The bankruptcy court did not award the Pughs fees or costs for American's bad faith tactics, however, because it awarded the Pughs fees under ORS 743.114 of the Oregon Insurance Code.4
We affirm the judgment of the district court affirming the bankruptcy court's denial of American's request for a jury trial and reversing the bankruptcy court's award of fees under ORS 743.114. Because the bankruptcy court did not reach the issue of possible bad faith litigation by American, we remand to the bankruptcy court for a determination of this issue.
AFFIRMED and REMANDED.
The Pugh's argument that this court need not address this issue because the ground urged for reversal was not presented to the courts below is meritless. It is patently obvious from the record that the right to jury trial issue was raised below by American. Furthermore, the Pugh's contention that in the courts below American relied solely on 28 U.S.C. § 1480(a) as the statutory basis of its right to a jury trial but has, on appeal, changed its argument to rely on Bankruptcy Rule 9015, is not supported by the record. See Bankruptcy Court's Memorandum Opinion and Order, Excerpt of Record, p. 39. ("Plaintiff [American] further contends that it has not waived its right to jury trial as Bankruptcy Rule 9015 applies and that plaintiff's request for jury trial has been timely made.")
Even if we were to decide this case under the summary/plenary test, American would not prevail.
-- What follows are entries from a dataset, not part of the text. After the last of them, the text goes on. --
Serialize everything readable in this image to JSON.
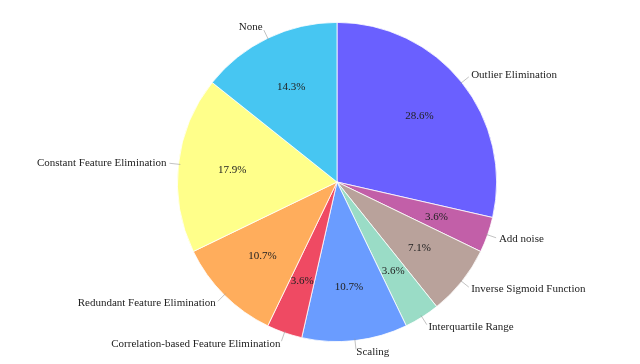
{
  "chart_data": {
    "type": "pie",
    "categories": [
      "Outlier Elimination",
      "Add noise",
      "Inverse Sigmoid Function",
      "Interquartile Range",
      "Scaling",
      "Correlation-based Feature Elimination",
      "Redundant Feature Elimination",
      "Constant Feature Elimination",
      "None"
    ],
    "values": [
      28.6,
      3.6,
      7.1,
      3.6,
      10.7,
      3.6,
      10.7,
      17.9,
      14.3
    ],
    "value_labels": [
      "28.6%",
      "3.6%",
      "7.1%",
      "3.6%",
      "10.7%",
      "3.6%",
      "10.7%",
      "17.9%",
      "14.3%"
    ],
    "colors": [
      "#6a60ff",
      "#c25fa8",
      "#b9a29b",
      "#9adcc6",
      "#6a9cff",
      "#ef4a63",
      "#ffad5c",
      "#ffff8a",
      "#47c6f2"
    ],
    "data_labels": true
  }
}
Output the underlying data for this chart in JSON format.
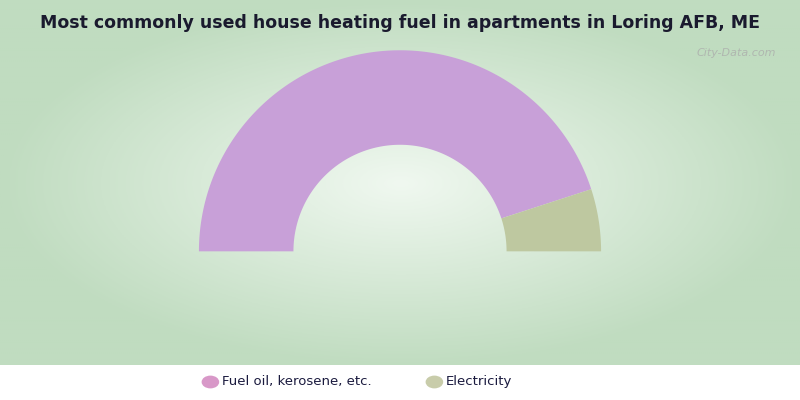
{
  "title": "Most commonly used house heating fuel in apartments in Loring AFB, ME",
  "title_fontsize": 12.5,
  "title_color": "#1a1a2e",
  "categories": [
    "Fuel oil, kerosene, etc.",
    "Electricity"
  ],
  "values": [
    90,
    10
  ],
  "colors": [
    "#c8a0d8",
    "#bec8a0"
  ],
  "legend_colors": [
    "#d898c8",
    "#c8ccaa"
  ],
  "watermark": "City-Data.com",
  "cyan_bar_height": 0.088,
  "bg_color_center": "#f0faf0",
  "bg_color_corner": "#c8e8c8"
}
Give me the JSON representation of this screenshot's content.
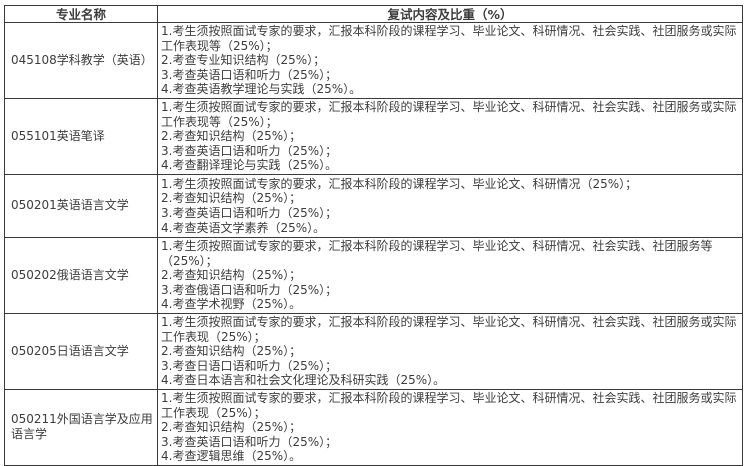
{
  "colors": {
    "border": "#3a3a3a",
    "text": "#3d3d3d",
    "background": "#ffffff"
  },
  "table": {
    "headers": {
      "major": "专业名称",
      "content": "复试内容及比重（%）"
    },
    "rows": [
      {
        "major": "045108学科教学（英语）",
        "items": [
          "1.考生须按照面试专家的要求，汇报本科阶段的课程学习、毕业论文、科研情况、社会实践、社团服务或实际工作表现等（25%）；",
          "2.考查专业知识结构（25%）；",
          "3.考查英语口语和听力（25%）；",
          "4.考查英语教学理论与实践（25%）。"
        ]
      },
      {
        "major": "055101英语笔译",
        "items": [
          "1.考生须按照面试专家的要求，汇报本科阶段的课程学习、毕业论文、科研情况、社会实践、社团服务或实际工作表现等（25%）；",
          "2.考查知识结构（25%）；",
          "3.考查英语口语和听力（25%）；",
          "4.考查翻译理论与实践（25%）。"
        ]
      },
      {
        "major": "050201英语语言文学",
        "items": [
          "1.考生须按照面试专家的要求，汇报本科阶段的课程学习、毕业论文、科研情况（25%）；",
          "2.考查知识结构（25%）；",
          "3.考查英语口语和听力（25%）；",
          "4.考查英语文学素养（25%）。"
        ]
      },
      {
        "major": "050202俄语语言文学",
        "items": [
          "1.考生须按照面试专家的要求，汇报本科阶段的课程学习、毕业论文、科研情况、社会实践、社团服务等（25%）；",
          "2.考查知识结构（25%）；",
          "3.考查俄语口语和听力（25%）；",
          "4.考查学术视野（25%）。"
        ]
      },
      {
        "major": "050205日语语言文学",
        "items": [
          "1.考生须按照面试专家的要求，汇报本科阶段的课程学习、毕业论文、科研情况、社会实践、社团服务或实际工作表现（25%）；",
          "2.考查知识结构（25%）；",
          "3.考查日语口语和听力（25%）；",
          "4.考查日本语言和社会文化理论及科研实践（25%）。"
        ]
      },
      {
        "major": "050211外国语言学及应用语言学",
        "items": [
          "1.考生须按照面试专家的要求，汇报本科阶段的课程学习、毕业论文、科研情况、社会实践、社团服务或实际工作表现（25%）；",
          "2.考查知识结构（25%）；",
          "3.考查英语口语和听力（25%）；",
          "4.考查逻辑思维（25%）。"
        ]
      }
    ]
  }
}
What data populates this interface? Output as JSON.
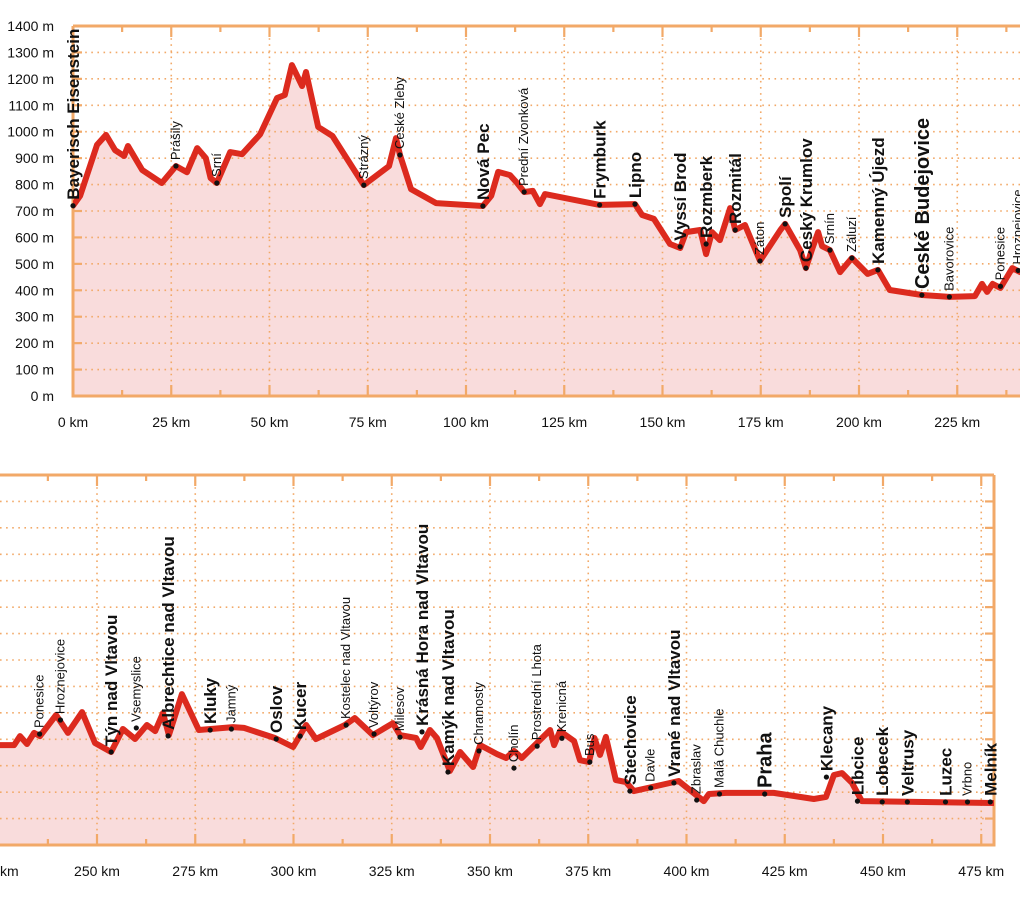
{
  "colors": {
    "line": "#dc2a1e",
    "fill": "#f9dcdc",
    "axis": "#f2a968",
    "grid": "#f2a968",
    "dot": "#111111"
  },
  "chart_data": [
    {
      "type": "area",
      "title": "",
      "xlabel": "",
      "ylabel": "",
      "xlim": [
        0,
        241
      ],
      "ylim": [
        0,
        1400
      ],
      "grid": true,
      "y_ticks": [
        "0 m",
        "100 m",
        "200 m",
        "300 m",
        "400 m",
        "500 m",
        "600 m",
        "700 m",
        "800 m",
        "900 m",
        "1000 m",
        "1100 m",
        "1200 m",
        "1300 m",
        "1400 m"
      ],
      "x_ticks": [
        "0 km",
        "25 km",
        "50 km",
        "75 km",
        "100 km",
        "125 km",
        "150 km",
        "175 km",
        "200 km",
        "225 km"
      ],
      "profile": [
        [
          0,
          720
        ],
        [
          1.8,
          757
        ],
        [
          6.1,
          950
        ],
        [
          8.4,
          988
        ],
        [
          10.7,
          930
        ],
        [
          13,
          908
        ],
        [
          14,
          946
        ],
        [
          17.6,
          855
        ],
        [
          22.6,
          806
        ],
        [
          26.2,
          870
        ],
        [
          29,
          847
        ],
        [
          31.6,
          938
        ],
        [
          33.8,
          900
        ],
        [
          35,
          825
        ],
        [
          36.6,
          806
        ],
        [
          40,
          923
        ],
        [
          43,
          915
        ],
        [
          47.6,
          990
        ],
        [
          51.9,
          1127
        ],
        [
          53.9,
          1139
        ],
        [
          55.7,
          1252
        ],
        [
          58.3,
          1173
        ],
        [
          59.3,
          1226
        ],
        [
          62.4,
          1018
        ],
        [
          66,
          984
        ],
        [
          74,
          798
        ],
        [
          80.4,
          870
        ],
        [
          82.2,
          976
        ],
        [
          83.2,
          912
        ],
        [
          86,
          783
        ],
        [
          92.4,
          730
        ],
        [
          104.3,
          719
        ],
        [
          106.4,
          757
        ],
        [
          108.2,
          848
        ],
        [
          111.2,
          836
        ],
        [
          113,
          806
        ],
        [
          114.8,
          772
        ],
        [
          117,
          776
        ],
        [
          118.8,
          726
        ],
        [
          120.1,
          764
        ],
        [
          134,
          723
        ],
        [
          143,
          726
        ],
        [
          144.8,
          685
        ],
        [
          147.8,
          670
        ],
        [
          151.9,
          575
        ],
        [
          154.5,
          560
        ],
        [
          156,
          620
        ],
        [
          159.6,
          628
        ],
        [
          161.1,
          537
        ],
        [
          162.6,
          620
        ],
        [
          164.6,
          590
        ],
        [
          167.2,
          711
        ],
        [
          168.5,
          628
        ],
        [
          171,
          647
        ],
        [
          174.8,
          511
        ],
        [
          180,
          628
        ],
        [
          181.2,
          651
        ],
        [
          185,
          552
        ],
        [
          186.5,
          484
        ],
        [
          188,
          552
        ],
        [
          189.6,
          620
        ],
        [
          190.6,
          567
        ],
        [
          192.6,
          552
        ],
        [
          195.2,
          469
        ],
        [
          198.2,
          522
        ],
        [
          202.2,
          462
        ],
        [
          204.8,
          477
        ],
        [
          207.8,
          401
        ],
        [
          216,
          382
        ],
        [
          223,
          375
        ],
        [
          229.5,
          378
        ],
        [
          231.3,
          424
        ],
        [
          232.6,
          394
        ],
        [
          234,
          424
        ],
        [
          236,
          409
        ],
        [
          239,
          484
        ],
        [
          241,
          469
        ]
      ],
      "stations": [
        {
          "name": "Bayerisch Eisenstein",
          "km": 0,
          "elev": 720,
          "style": "b"
        },
        {
          "name": "Prášily",
          "km": 26.2,
          "elev": 870,
          "style": "n"
        },
        {
          "name": "Srní",
          "km": 36.6,
          "elev": 806,
          "style": "n"
        },
        {
          "name": "Strázný",
          "km": 74,
          "elev": 798,
          "style": "n"
        },
        {
          "name": "Ceské Zleby",
          "km": 83.2,
          "elev": 912,
          "style": "n"
        },
        {
          "name": "Nová Pec",
          "km": 104.3,
          "elev": 719,
          "style": "b"
        },
        {
          "name": "Prední Zvonková",
          "km": 114.8,
          "elev": 772,
          "style": "n"
        },
        {
          "name": "Frymburk",
          "km": 134,
          "elev": 723,
          "style": "b"
        },
        {
          "name": "Lipno",
          "km": 143,
          "elev": 726,
          "style": "b"
        },
        {
          "name": "Vyssí Brod",
          "km": 154.5,
          "elev": 565,
          "style": "b"
        },
        {
          "name": "Rozmberk",
          "km": 161.1,
          "elev": 575,
          "style": "b"
        },
        {
          "name": "Rozmitál",
          "km": 168.5,
          "elev": 628,
          "style": "b"
        },
        {
          "name": "Záton",
          "km": 174.8,
          "elev": 511,
          "style": "n"
        },
        {
          "name": "Spolí",
          "km": 181.2,
          "elev": 651,
          "style": "b"
        },
        {
          "name": "Ceský Krumlov",
          "km": 186.5,
          "elev": 484,
          "style": "b"
        },
        {
          "name": "Srnín",
          "km": 192.6,
          "elev": 552,
          "style": "n"
        },
        {
          "name": "Záluzí",
          "km": 198.2,
          "elev": 522,
          "style": "n"
        },
        {
          "name": "Kamenný Újezd",
          "km": 204.8,
          "elev": 477,
          "style": "b"
        },
        {
          "name": "Ceské Budejovice",
          "km": 216,
          "elev": 382,
          "style": "xb"
        },
        {
          "name": "Bavorovice",
          "km": 223,
          "elev": 375,
          "style": "n"
        },
        {
          "name": "Ponesice",
          "km": 236,
          "elev": 415,
          "style": "n"
        },
        {
          "name": "Hroznejovice",
          "km": 240.5,
          "elev": 475,
          "style": "n"
        }
      ]
    },
    {
      "type": "area",
      "title": "",
      "xlabel": "",
      "ylabel": "",
      "xlim": [
        225.3,
        478
      ],
      "ylim": [
        0,
        1400
      ],
      "grid": true,
      "x_ticks": [
        "250 km",
        "275 km",
        "300 km",
        "325 km",
        "350 km",
        "375 km",
        "400 km",
        "425 km",
        "450 km",
        "475 km"
      ],
      "x_tick_partial": "km",
      "profile": [
        [
          225.3,
          378
        ],
        [
          228.9,
          378
        ],
        [
          230.4,
          412
        ],
        [
          232.2,
          382
        ],
        [
          234,
          424
        ],
        [
          235.5,
          412
        ],
        [
          239.6,
          492
        ],
        [
          242.6,
          424
        ],
        [
          246.2,
          503
        ],
        [
          249.5,
          386
        ],
        [
          253.6,
          352
        ],
        [
          256.6,
          439
        ],
        [
          259.7,
          401
        ],
        [
          262.7,
          454
        ],
        [
          264.8,
          431
        ],
        [
          266.8,
          499
        ],
        [
          268.3,
          416
        ],
        [
          271.6,
          571
        ],
        [
          275.9,
          435
        ],
        [
          284.6,
          446
        ],
        [
          287.4,
          443
        ],
        [
          295.3,
          405
        ],
        [
          299.9,
          371
        ],
        [
          303.2,
          454
        ],
        [
          305.7,
          401
        ],
        [
          313.1,
          454
        ],
        [
          315.6,
          480
        ],
        [
          320.2,
          416
        ],
        [
          325.3,
          461
        ],
        [
          327.1,
          416
        ],
        [
          331.2,
          405
        ],
        [
          332.4,
          371
        ],
        [
          334.7,
          435
        ],
        [
          336.5,
          405
        ],
        [
          339.8,
          280
        ],
        [
          342.4,
          352
        ],
        [
          345.7,
          295
        ],
        [
          347.5,
          378
        ],
        [
          351.8,
          344
        ],
        [
          354.1,
          329
        ],
        [
          356.1,
          356
        ],
        [
          358.1,
          329
        ],
        [
          365.3,
          435
        ],
        [
          366.3,
          378
        ],
        [
          367.8,
          431
        ],
        [
          371.4,
          393
        ],
        [
          372.9,
          321
        ],
        [
          375.2,
          314
        ],
        [
          376.6,
          405
        ],
        [
          378,
          341
        ],
        [
          379.5,
          409
        ],
        [
          382,
          246
        ],
        [
          384.6,
          238
        ],
        [
          386.6,
          204
        ],
        [
          393.5,
          227
        ],
        [
          398,
          242
        ],
        [
          404.4,
          166
        ],
        [
          405.7,
          193
        ],
        [
          410,
          197
        ],
        [
          422.2,
          197
        ],
        [
          432.4,
          174
        ],
        [
          435.5,
          182
        ],
        [
          437.5,
          265
        ],
        [
          439.6,
          272
        ],
        [
          442.1,
          235
        ],
        [
          444.6,
          166
        ],
        [
          478,
          159
        ]
      ],
      "stations": [
        {
          "name": "Ponesice",
          "km": 235.4,
          "elev": 420,
          "style": "n"
        },
        {
          "name": "Hroznejovice",
          "km": 240.7,
          "elev": 473,
          "style": "n"
        },
        {
          "name": "Týn nad Vltavou",
          "km": 253.6,
          "elev": 352,
          "style": "b"
        },
        {
          "name": "Vsemyslice",
          "km": 260,
          "elev": 443,
          "style": "n"
        },
        {
          "name": "Albrechtice nad Vltavou",
          "km": 268.1,
          "elev": 413,
          "style": "b"
        },
        {
          "name": "Kluky",
          "km": 278.8,
          "elev": 435,
          "style": "b"
        },
        {
          "name": "Jamný",
          "km": 284.2,
          "elev": 439,
          "style": "n"
        },
        {
          "name": "Oslov",
          "km": 295.6,
          "elev": 401,
          "style": "b"
        },
        {
          "name": "Kucer",
          "km": 301.7,
          "elev": 412,
          "style": "b"
        },
        {
          "name": "Kostelec nad Vltavou",
          "km": 313.4,
          "elev": 454,
          "style": "n"
        },
        {
          "name": "Voltýrov",
          "km": 320.5,
          "elev": 420,
          "style": "n"
        },
        {
          "name": "Milesov",
          "km": 327.1,
          "elev": 408,
          "style": "n"
        },
        {
          "name": "Krásná Hora nad Vltavou",
          "km": 332.7,
          "elev": 428,
          "style": "b"
        },
        {
          "name": "Kamýk nad Vltavou",
          "km": 339.3,
          "elev": 276,
          "style": "b"
        },
        {
          "name": "Chramosty",
          "km": 347.2,
          "elev": 356,
          "style": "n"
        },
        {
          "name": "Cholín",
          "km": 356.1,
          "elev": 291,
          "style": "n"
        },
        {
          "name": "Prostrední Lhota",
          "km": 362,
          "elev": 374,
          "style": "n"
        },
        {
          "name": "Krenicná",
          "km": 368.3,
          "elev": 404,
          "style": "n"
        },
        {
          "name": "Bus",
          "km": 375.4,
          "elev": 314,
          "style": "n"
        },
        {
          "name": "Stechovice",
          "km": 385.6,
          "elev": 204,
          "style": "b"
        },
        {
          "name": "Davle",
          "km": 390.9,
          "elev": 216,
          "style": "n"
        },
        {
          "name": "Vrané nad Vltavou",
          "km": 396.8,
          "elev": 235,
          "style": "b"
        },
        {
          "name": "Zbraslav",
          "km": 402.6,
          "elev": 170,
          "style": "n"
        },
        {
          "name": "Malá Chuchle",
          "km": 408.4,
          "elev": 193,
          "style": "n"
        },
        {
          "name": "Praha",
          "km": 419.9,
          "elev": 193,
          "style": "xb"
        },
        {
          "name": "Klecany",
          "km": 435.6,
          "elev": 257,
          "style": "b"
        },
        {
          "name": "Libcice",
          "km": 443.5,
          "elev": 166,
          "style": "b"
        },
        {
          "name": "Lobecek",
          "km": 449.8,
          "elev": 163,
          "style": "b"
        },
        {
          "name": "Veltrusy",
          "km": 456.2,
          "elev": 163,
          "style": "b"
        },
        {
          "name": "Luzec",
          "km": 465.9,
          "elev": 163,
          "style": "b"
        },
        {
          "name": "Vrbno",
          "km": 471.5,
          "elev": 163,
          "style": "n"
        },
        {
          "name": "Melník",
          "km": 477.3,
          "elev": 163,
          "style": "b"
        }
      ]
    }
  ]
}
American's action is a summary action because it involves property (insurance proceeds) actually or constructively in the possession of the bankrupt. See Whitlock v. Hause, 694 F.2d 861, 862 (1st Cir. 1982)
ORS 743.114 provides in pertinent part:
Recovery of attorney fees in action on policy or contractor's bond. If settlement is not made within six months of the date proof of loss is filed with an insurer and an action is brought in any court of this state upon any policy of insurance of any kind or nature, and the plaintiff's recovery exceeds the amount of any tender made by the defendant in such action, a reasonable amount to be fixed by the court as attorney fees shall be taxed as part of the costs of the action and any appeal thereon.
The bankruptcy court held:
"In light of this opinion, we need not discuss nor resolve the issue raised by defendants that plaintiff has delayed and increased the costs of this litigation in bad faith."